Liebe Genossinnen und Genossen,


wir sind uns einig in unserer Ablehnung von Studiengebühren, wir sind uneins was dafür der bessere Weg ist.


Heidi, Harald, einige Landesvorstands- und viele Fraktionsmitglieder unterstützen das Studienkontenmodell unseres Wissenschaftssenators. Es wird auch von Kritikern als das gegenwärtig moderateste Regulierungsmodell anerkannt, das gegenwärtig in Deutschland zur Debatte steht. Die Überlegung ist, und ich teile sie ausdrücklich, dass mit eingeführten und gut funktionierenden Studienkonten ein Umschwenken auf reine Studiengebühren, die nach einem entsprechenden Urteil des Bundesverfassungsgerichts vom 1. Semester an in Landeshoheit eingeführt werden könnten, schwerer wird.


Benjamin Hoff, die Landesarbeitsgemeinschaft Wissenschaftspolitik und viele Landesvorstands- und einige Fraktionsmitglieder, sowie weitere Unterstützerinnen und Unterstützer meinen hingegen, dass durch das Studienkontenmodell unsere prinzipielle Ablehnung von Studiengebühren in frage steht und wir an Profil verlieren und die Tür zu Studiengebühren weiter öffnen.


Klar ist, dass, was auch immer der Parteitag entscheiden wird, genau dies Handlungsauftrag für die PDS-Fraktion im Abgeordnetenhaus sein wird.

Ich bitte Euch im Verlauf der Debatte durch die Argumente und den Ton deutlich zu machen, dass wir, wie Michail Nelken es in seinem schriftlichen Diskussionsbeitrag formuliert hat, »eine Sachdebatte führen und nach Sachgründen politisch entscheiden.

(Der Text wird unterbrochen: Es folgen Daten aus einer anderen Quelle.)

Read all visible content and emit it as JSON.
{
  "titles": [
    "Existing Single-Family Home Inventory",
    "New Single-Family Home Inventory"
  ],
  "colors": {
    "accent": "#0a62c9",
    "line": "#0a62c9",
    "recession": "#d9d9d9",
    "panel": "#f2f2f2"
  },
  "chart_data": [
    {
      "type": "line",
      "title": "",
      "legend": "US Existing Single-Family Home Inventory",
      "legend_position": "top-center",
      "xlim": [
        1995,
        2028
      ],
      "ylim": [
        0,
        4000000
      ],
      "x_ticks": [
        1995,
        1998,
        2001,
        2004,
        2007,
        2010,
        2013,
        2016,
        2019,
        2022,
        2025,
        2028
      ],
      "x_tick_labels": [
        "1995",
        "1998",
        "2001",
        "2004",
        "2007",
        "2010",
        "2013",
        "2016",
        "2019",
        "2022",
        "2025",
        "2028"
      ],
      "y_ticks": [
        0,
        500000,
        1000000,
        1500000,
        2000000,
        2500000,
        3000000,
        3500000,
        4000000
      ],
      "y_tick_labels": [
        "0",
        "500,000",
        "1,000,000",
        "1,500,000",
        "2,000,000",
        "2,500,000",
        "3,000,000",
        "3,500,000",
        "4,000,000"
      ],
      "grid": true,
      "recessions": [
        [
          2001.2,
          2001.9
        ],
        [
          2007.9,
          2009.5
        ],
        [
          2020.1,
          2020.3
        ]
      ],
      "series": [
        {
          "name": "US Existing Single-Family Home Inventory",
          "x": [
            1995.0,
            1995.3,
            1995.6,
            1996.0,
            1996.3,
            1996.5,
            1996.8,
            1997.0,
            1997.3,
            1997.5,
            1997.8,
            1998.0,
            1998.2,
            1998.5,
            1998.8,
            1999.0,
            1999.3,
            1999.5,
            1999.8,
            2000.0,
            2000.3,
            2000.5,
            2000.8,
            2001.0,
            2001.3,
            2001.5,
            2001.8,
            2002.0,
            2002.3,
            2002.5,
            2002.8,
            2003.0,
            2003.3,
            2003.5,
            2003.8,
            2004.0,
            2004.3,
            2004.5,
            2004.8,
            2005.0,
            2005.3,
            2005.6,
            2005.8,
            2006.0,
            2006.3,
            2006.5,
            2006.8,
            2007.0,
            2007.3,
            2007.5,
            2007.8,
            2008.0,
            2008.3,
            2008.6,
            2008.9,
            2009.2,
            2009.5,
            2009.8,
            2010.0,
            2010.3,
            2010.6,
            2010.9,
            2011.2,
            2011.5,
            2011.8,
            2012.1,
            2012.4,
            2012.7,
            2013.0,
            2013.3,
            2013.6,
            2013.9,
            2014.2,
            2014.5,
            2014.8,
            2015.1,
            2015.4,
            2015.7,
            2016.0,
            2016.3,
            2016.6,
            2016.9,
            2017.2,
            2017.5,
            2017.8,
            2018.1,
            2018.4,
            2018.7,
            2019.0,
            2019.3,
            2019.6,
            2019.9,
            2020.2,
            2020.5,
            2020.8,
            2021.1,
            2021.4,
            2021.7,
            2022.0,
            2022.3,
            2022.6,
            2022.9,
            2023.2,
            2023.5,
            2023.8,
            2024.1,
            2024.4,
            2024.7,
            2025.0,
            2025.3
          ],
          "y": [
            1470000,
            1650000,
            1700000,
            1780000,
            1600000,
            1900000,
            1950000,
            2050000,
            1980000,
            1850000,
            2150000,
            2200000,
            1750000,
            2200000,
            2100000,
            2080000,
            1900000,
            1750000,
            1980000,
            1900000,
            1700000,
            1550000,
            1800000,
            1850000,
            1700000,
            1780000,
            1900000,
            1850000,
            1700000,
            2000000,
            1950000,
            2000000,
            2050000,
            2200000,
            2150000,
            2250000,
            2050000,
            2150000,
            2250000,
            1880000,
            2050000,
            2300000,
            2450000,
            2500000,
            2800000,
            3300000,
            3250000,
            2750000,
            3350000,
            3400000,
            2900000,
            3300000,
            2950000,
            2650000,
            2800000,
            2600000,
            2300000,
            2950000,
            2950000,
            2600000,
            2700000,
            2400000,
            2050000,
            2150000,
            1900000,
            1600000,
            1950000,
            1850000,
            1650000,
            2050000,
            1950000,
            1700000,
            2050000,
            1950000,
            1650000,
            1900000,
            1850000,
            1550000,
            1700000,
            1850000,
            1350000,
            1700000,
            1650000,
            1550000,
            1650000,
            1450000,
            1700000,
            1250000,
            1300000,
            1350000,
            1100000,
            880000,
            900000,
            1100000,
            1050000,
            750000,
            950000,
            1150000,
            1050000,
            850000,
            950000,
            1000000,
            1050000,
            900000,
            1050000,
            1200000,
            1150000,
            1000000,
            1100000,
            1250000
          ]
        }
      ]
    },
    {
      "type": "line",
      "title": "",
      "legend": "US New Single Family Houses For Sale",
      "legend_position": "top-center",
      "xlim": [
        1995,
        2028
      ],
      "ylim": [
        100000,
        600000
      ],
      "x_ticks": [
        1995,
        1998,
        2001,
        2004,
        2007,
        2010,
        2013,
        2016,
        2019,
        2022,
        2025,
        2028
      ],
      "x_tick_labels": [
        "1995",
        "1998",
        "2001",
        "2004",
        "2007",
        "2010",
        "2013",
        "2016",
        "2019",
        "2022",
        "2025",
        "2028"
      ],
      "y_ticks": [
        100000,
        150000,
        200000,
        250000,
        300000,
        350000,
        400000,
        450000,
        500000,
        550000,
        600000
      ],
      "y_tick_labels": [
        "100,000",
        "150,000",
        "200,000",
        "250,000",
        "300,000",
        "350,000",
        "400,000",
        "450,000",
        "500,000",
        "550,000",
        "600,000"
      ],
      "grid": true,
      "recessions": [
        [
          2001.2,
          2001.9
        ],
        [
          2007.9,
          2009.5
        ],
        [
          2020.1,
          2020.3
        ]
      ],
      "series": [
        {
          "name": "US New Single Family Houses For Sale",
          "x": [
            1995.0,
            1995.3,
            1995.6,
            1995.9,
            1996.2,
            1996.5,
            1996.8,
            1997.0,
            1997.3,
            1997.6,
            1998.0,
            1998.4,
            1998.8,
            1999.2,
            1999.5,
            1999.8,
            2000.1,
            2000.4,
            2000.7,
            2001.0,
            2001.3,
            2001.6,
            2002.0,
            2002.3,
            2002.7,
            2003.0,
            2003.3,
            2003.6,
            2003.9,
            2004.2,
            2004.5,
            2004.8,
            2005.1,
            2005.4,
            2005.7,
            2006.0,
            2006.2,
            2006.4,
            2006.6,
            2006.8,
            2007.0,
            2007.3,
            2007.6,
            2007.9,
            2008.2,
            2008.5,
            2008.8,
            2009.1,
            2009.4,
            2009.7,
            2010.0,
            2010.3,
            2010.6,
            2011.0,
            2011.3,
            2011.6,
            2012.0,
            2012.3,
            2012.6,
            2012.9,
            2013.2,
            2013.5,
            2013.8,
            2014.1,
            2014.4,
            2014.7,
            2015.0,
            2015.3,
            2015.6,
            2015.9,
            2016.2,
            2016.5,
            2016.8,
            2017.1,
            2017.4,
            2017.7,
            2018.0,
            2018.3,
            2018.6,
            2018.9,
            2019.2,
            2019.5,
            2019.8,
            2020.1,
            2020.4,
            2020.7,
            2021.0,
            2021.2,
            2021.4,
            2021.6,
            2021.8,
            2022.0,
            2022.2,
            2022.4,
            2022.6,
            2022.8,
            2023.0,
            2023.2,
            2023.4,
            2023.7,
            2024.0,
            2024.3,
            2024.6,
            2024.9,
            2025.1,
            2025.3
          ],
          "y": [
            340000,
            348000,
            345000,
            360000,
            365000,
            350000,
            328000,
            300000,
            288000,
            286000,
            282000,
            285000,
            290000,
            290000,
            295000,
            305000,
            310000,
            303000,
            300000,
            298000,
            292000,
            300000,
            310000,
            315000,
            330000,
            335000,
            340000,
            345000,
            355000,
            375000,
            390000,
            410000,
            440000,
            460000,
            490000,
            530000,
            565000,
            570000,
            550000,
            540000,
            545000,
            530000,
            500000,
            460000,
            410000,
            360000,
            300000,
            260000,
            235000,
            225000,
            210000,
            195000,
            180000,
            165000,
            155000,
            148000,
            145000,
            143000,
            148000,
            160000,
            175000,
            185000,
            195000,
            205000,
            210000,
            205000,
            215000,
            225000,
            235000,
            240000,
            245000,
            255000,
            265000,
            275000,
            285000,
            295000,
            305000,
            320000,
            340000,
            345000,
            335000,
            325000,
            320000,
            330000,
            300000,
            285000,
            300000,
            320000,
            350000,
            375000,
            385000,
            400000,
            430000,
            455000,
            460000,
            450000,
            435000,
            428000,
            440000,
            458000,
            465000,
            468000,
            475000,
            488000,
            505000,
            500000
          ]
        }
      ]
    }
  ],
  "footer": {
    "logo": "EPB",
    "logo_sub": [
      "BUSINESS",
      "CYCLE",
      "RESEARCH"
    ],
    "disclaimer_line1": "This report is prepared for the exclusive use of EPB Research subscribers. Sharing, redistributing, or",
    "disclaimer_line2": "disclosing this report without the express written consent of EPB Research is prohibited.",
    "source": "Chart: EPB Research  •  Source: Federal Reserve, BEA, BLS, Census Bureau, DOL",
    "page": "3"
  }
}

Nur so können wir etwas gewinnen», meint Michail und weiter: »Jedes machttaktische Geplänkel führt zu politischem Verlust, gleich ob mit oder ohne Studienkonten.«

Ich finde, dass Michail recht hat. Zeigen wir heute als Berliner PDS, dass wir zur Wissenschaftspolitik in Berlin Ideen haben und die Kontroverse nicht scheuen! Dieser Parteitag entscheidet über Positionen, nicht über Personen!

Ich wünsche unserer Debatte einen guten Verlauf!